For rhel62-large, patch_requests tasks only, using the evergreen_task_analysis code to get 50%ile corrected wait times.

with task group tasks vs without:

without:

WARNING:root:3/237592 tasks had bad datetime values
corrected_wait_time(mins)    2.883333
Name: 0.5, dtype: float64
INFO:root: AVG: 9.284366275823551
total tasks: 597

with:

Press ENTER or type command to continue
WARNING:root:4/250442 tasks had bad datetime values
corrected_wait_time(mins)    19.583333
Name: 0.5, dtype: float64
INFO:root: AVG: 21.45218015799725
total tasks: 3249

with only task_group_max_hosts: null

WARNING:root:4/250441 tasks had bad datetime values
corrected_wait_time(mins)    19.383333
Name: 0.5, dtype: float64
INFO:root: AVG: 20.641348600508845
total tasks:3144

(labels have been edited for concision and clarity)
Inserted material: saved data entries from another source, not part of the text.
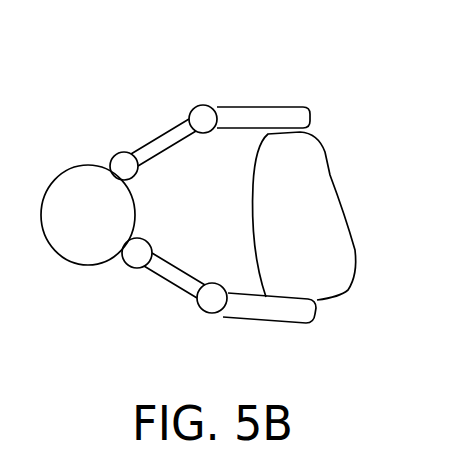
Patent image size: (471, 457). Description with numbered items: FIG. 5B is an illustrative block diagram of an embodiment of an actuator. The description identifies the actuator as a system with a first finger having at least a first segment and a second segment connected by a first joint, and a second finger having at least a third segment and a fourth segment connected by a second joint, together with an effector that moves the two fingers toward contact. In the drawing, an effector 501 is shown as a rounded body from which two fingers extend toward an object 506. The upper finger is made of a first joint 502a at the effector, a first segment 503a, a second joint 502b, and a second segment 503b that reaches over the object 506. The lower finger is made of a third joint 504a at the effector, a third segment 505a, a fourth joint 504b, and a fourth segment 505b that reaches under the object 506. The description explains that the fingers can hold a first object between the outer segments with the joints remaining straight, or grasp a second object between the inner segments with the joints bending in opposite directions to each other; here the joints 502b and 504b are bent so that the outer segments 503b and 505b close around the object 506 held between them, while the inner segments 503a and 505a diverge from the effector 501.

The body 501 is at (72, 164).
The first joint 502a is at (120, 152).
The second joint 502b is at (208, 104).
The first link 503a is at (165, 129).
The second link 503b is at (270, 107).
The third joint 504a is at (132, 272).
The fourth joint 504b is at (209, 318).
The third link 505a is at (177, 295).
The fourth link 505b is at (267, 328).
The object 506 is at (328, 167).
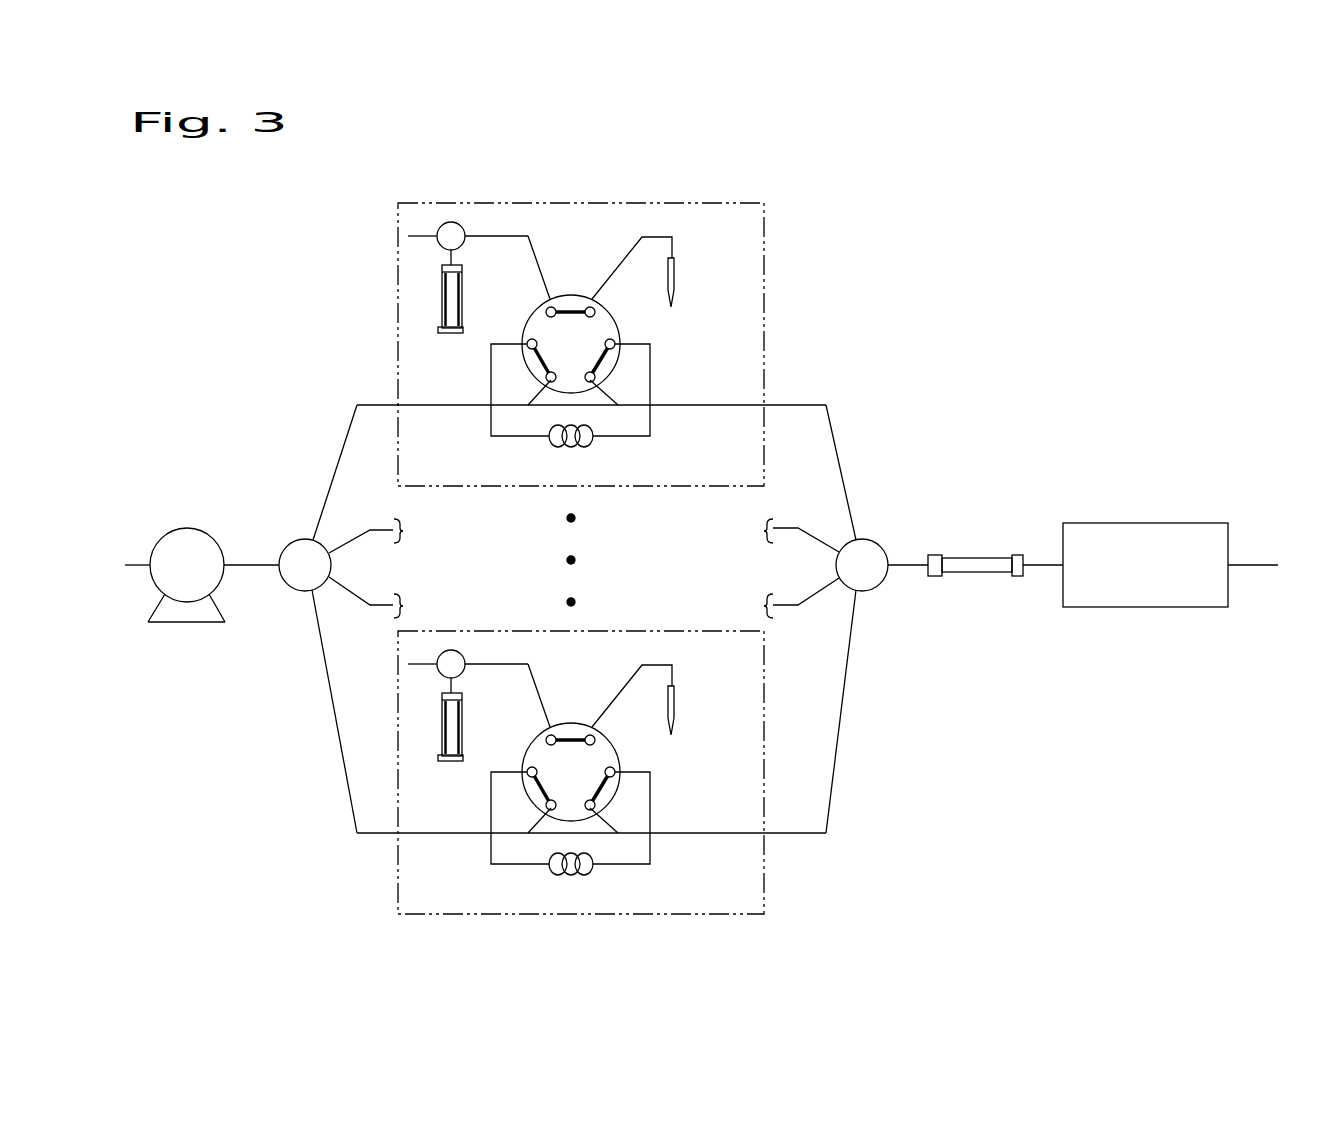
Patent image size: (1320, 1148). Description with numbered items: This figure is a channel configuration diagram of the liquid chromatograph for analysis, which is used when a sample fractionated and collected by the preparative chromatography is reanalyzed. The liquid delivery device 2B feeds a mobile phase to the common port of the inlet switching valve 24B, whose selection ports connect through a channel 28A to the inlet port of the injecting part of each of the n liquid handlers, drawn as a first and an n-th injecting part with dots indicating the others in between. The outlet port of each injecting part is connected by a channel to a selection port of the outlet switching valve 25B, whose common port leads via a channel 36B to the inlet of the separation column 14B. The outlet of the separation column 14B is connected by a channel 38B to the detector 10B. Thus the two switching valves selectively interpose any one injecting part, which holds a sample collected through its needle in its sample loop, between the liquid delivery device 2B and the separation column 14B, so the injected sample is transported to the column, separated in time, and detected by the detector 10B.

The liquid delivery device 2B is at (195, 527).
The inlet switching valve 24B is at (297, 538).
The channel 28A is at (368, 607).
The outlet switching valve 25B is at (873, 537).
The channel 36B is at (908, 567).
The separation column 14B is at (985, 553).
The channel 38B is at (1035, 567).
The detector 10B is at (1156, 522).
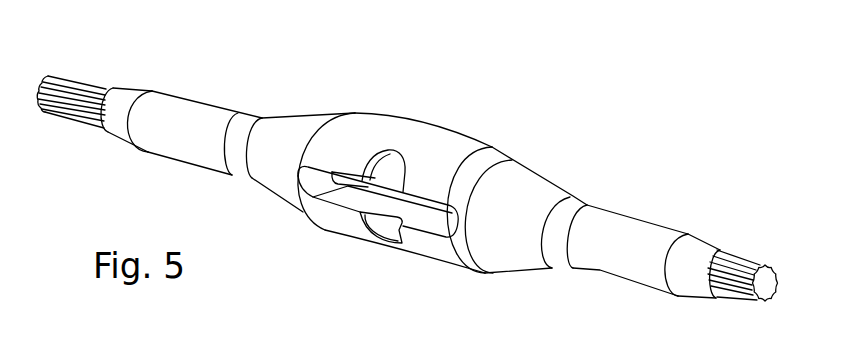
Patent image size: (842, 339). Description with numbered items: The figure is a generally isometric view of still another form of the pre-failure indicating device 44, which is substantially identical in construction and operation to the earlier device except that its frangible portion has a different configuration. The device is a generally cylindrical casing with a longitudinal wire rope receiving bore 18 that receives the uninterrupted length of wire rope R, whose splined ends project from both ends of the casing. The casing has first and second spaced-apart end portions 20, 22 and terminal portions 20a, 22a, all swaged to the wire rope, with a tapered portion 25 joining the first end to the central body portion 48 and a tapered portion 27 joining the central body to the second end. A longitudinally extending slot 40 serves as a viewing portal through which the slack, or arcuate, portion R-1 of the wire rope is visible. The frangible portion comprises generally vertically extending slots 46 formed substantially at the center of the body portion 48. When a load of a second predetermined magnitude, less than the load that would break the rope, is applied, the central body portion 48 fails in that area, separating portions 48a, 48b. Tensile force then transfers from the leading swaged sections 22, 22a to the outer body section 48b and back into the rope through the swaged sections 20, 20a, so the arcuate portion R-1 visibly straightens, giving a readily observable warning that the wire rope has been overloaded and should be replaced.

The longitudinal wire rope receiving bore 18 is at (110, 88).
The wire rope R is at (65, 107).
The terminal portion 20a is at (123, 90).
The first end portion 20 is at (205, 108).
The tapered portion 25 is at (285, 122).
The central body portion 48 is at (406, 192).
The body portion 48a is at (343, 153).
The outer body section 48b is at (423, 247).
The pre-failure indicating device 44 is at (412, 257).
The vertically extending slots 46 is at (390, 158).
The longitudinally extending slot 40 is at (355, 208).
The slack portion R-1 is at (370, 183).
The tapered portion 27 is at (535, 182).
The second end portion 22 is at (642, 227).
The terminal portion 22a is at (698, 243).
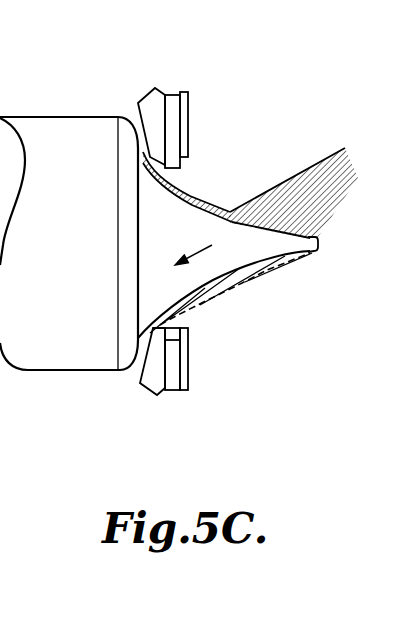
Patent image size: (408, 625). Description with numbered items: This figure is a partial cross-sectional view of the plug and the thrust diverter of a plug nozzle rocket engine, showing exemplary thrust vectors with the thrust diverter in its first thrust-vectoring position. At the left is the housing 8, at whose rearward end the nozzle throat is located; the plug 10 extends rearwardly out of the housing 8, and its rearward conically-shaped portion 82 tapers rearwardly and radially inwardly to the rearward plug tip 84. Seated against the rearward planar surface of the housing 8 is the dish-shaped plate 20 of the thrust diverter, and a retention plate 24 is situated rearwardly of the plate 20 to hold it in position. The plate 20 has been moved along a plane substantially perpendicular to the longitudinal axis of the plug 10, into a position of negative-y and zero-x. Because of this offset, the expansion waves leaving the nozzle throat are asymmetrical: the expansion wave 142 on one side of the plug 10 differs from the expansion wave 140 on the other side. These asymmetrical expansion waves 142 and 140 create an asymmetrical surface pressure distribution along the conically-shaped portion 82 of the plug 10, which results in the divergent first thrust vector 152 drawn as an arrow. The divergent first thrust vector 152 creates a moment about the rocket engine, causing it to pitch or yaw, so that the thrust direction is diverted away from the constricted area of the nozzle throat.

This roughly matches 3153 tasks and 18.4 minutes 50th %ile from splunk. If we get rid of task group tasks, thereby removing all tasks that depend on task group tasks from this analysis, we lose 2500 or so tasks, and many tasks with longer waits. I can’t think of a reason that tasks which depend on task group tasks, but are not themselves task group tasks, should have longer waits, as the dependencies_met_time only starts when the dependencies are met. It’s possible that this is because these tasks are correlated with periods of high load.

amazon2-large and amazon2-small are also roughly equivalent. I’m going to say the wait times SLA dash is solid.